In 2 Peter 3:5,Peter spoke of the people of Noah’s day who were willingly ignorant of the flood that was coming until the waters came and overflowed the earth. In like manner, people of our day will be caught unawares at the Rapture of the Church. While many of the threats promoted by false doomsday prophets will never take place, this is something that will happen. Peter went on to say that “the heavens and the earth, which are now, by the same word are kept in store,reserved unto fire against the day of judgment and perdition of ungodly men”(verse 7). The Lord will come and the day of judgment will follow. It will fall heavy upon this planet. That is the existential threat our world faces! This planet itself is reserved for fire, but those who have chosen to walk with God as Noah did will not be here. They will be in a better place.

The moral corruption that exists in the human race today is no different from what existed in the time of Noah. That is why Jesus said, “As it was in the days of Noe, so shall it be also in the days of the Son of man” (Luke 17:26). Perhaps the most significant sign of Christ’s soon coming is observing what concerns the human race today. Current predictions of existential threats are Satan’s diversions to preoccupy the human race with things that are insignificant when compared to God’s judgment.

Noah lived with a sense of urgency, not for a day or for a week, but for 120 years. “Repent! Turn to God!” was the theme of his preaching. However, all but Noah and his family ignored their opportunity, and finally the door of the ark was shut and the flood was upon them. In the same way, people in our day largely neglect the fact that they are about to face God’s judgment—even though some of them have been told for decades that judgment is coming.
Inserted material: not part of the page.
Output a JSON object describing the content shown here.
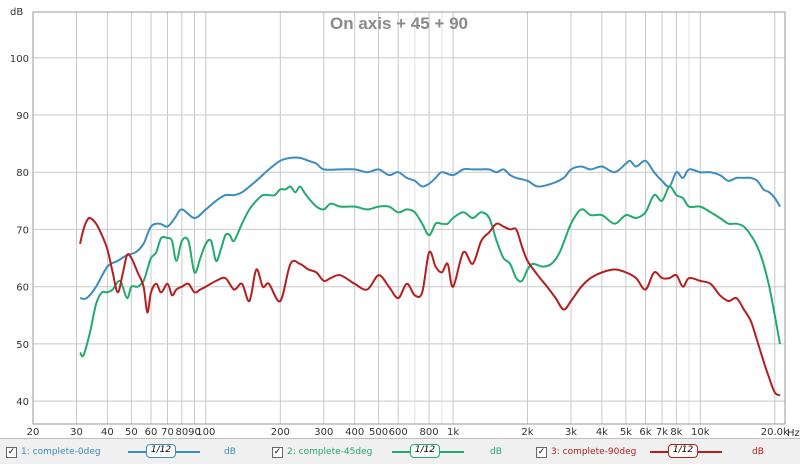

And just as the people of Noah’s day did not know that their opportunity was past until the flood came, many on this earth will not know their opportunity is past until the Rapture has occurred.

Thank God, there is away of escape. You can face the future with hope rather than anxiety. You can turn to the Lord for the grace He offers, and yield your life to Him. Then you will look forward to the coming Rapture with peace and assurance that like Noah, you are walking with God and will be delivered.